È impossibile, analizzando la vicenda di Brescia, non pensare a quanto sta avvenendo a Genova. Da ormai due mesi in Liguria un presidente di Regione è tenuto agli arresti domiciliari, impossibilitato a esercitare il mandato per il quale è stato scelto a larga maggioranza dagli elettori, sulla base di sospetti e presunzioni, senza essere neppure stato rinviato a giudizio. I pubblici ministeri che lo indagano, e il giudice preliminare che ne ha firmato gli arresti, respingendo ogni richiesta di revoca, hanno spiegato che Giovanni Toti deve rimanere chiuso nella sua casa di Ameglia perché non si è dimesso, quindi potrebbe ripetere il reato o inquinare le prove. Questo, peraltro, benché i suoi presunti complici siano tutti agli arresti. Dobbiamo ancora indagare, spiegano i magistrati, che pure stanno indagando da oltre tre anni, e fino al 7 maggio scorso lo hanno fatto all’insaputa del sospettato.


Lunedì probabilmente il Tribunale del Riesame si pronuncerà sull’ennesima richiesta di libertà presentata dal governatore, il quale ha già annunciato ricorso in Cassazione in caso di verdetto sfavorevole. I presupposti per privare della libertà un indagato sono pericolo di fuga, inquinamento delle prove e reiterazione del reato. Escluso il primo, che nessun magistrato ha mai contestato a Toti, restano le prove, difficilmente alterabili visto che il sospetto è monitorato costantemente e, soprattutto, ha ammesso tutti i fatti che gli sono stati contestati, eccependo solo che non si tratta di reati ma di comportamenti legittimi.
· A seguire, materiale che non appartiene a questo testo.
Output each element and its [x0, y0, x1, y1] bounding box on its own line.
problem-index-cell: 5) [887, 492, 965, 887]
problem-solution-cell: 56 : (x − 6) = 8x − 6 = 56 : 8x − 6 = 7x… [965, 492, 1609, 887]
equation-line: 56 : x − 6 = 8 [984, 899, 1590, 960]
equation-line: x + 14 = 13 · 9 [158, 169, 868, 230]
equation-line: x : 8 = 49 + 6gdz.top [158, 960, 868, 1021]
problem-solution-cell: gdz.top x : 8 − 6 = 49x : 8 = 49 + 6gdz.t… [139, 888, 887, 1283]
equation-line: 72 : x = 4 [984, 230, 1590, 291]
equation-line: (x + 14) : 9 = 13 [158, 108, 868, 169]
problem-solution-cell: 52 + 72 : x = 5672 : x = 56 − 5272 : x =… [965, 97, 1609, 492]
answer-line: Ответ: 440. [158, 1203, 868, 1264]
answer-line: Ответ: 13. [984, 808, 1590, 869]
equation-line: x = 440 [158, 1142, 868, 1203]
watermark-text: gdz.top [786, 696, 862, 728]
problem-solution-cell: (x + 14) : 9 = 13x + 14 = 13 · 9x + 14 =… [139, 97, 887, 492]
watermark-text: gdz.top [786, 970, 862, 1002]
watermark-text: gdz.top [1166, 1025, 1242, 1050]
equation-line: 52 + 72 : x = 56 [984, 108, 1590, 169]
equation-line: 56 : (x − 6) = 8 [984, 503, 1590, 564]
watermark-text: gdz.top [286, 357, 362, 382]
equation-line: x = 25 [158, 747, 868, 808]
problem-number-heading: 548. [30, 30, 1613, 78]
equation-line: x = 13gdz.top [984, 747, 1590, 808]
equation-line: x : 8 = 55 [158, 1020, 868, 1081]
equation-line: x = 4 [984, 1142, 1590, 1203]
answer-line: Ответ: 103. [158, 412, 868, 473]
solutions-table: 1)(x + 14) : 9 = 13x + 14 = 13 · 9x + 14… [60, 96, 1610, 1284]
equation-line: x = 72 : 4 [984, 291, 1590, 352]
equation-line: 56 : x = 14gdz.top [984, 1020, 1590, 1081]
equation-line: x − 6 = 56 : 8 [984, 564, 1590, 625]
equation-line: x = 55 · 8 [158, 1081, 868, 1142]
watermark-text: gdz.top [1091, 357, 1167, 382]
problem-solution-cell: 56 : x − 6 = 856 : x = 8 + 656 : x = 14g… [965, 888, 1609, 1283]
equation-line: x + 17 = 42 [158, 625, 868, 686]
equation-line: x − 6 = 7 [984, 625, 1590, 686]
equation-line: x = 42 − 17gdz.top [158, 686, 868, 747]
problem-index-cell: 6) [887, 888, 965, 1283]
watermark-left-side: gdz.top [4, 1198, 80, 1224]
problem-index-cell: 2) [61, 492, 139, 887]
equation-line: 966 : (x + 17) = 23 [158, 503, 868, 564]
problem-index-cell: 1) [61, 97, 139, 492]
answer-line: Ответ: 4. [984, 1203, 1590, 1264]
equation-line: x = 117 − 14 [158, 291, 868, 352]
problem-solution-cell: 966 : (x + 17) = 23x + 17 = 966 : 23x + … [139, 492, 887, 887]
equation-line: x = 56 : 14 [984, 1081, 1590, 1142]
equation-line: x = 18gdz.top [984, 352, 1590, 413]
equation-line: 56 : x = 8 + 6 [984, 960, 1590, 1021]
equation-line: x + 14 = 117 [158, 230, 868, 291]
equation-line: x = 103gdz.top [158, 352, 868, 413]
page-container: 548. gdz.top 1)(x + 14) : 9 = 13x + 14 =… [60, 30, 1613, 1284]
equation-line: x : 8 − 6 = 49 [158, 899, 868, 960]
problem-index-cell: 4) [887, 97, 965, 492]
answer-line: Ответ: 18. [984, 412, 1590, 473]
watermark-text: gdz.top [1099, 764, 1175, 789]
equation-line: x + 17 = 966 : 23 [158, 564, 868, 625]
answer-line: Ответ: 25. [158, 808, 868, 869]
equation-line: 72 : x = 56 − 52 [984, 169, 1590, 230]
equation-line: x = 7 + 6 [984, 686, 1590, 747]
Quanto alla ripetizione, le vicende corruttive di cui il governatore è sospettato si sono concluse tutte, comprese le scadenze elettorali, non alle viste fino alla scadenza del mandato, non più rinnovabile per legge.


Ecco allora confermato il sospetto che tutti gli osservatori delle vicende giudiziarie si portano avanti almeno dai tempi di Tangentopoli. I nostri magistrati sono pronti a concedere il massimo delle garanzia per quanto riguarda la cronaca nera, ma se l’indagato è un politico, la bilancia della giustizia si inclina. Il politico è un sospettato diverso dagli altri: finché non si dimette viene trattato come un presunto colpevole e non come un presunto innocente, anche se in oltre i due terzi dei casi, alla fine della sua odissea giudiziaria, si rivela tale, diventando quindi un perseguitato dallo Stato, anziché un membro della casta. Questo capita ormai quasi indifferentemente, a seconda che il politico sia di centrodestra o di centrosinistra, con solo una leggera prevalenza di accanimento nei confronti dei primi. Sensibilmente di più, invece, sono gli indagati di centrodestra rispetto a quelli di centrosinistra. Si potrebbe pensare che ciò accada perché violano di più la legge, non fosse che nella stragrande maggioranza dei casi sono invece stati tutti assolti. Dal che è lecito supporre che l’occhio destro del pm veda meno bene di quello che guarda a sinistra, ma questa sarebbe materia per ben altri ragionamenti. Per ora preme ricordare che abbiamo un assassino alla macchia per scarsa vigilanza e un presidente di Regione agli arresti e impossibilitato a governare in attesa di chiusura di indagine.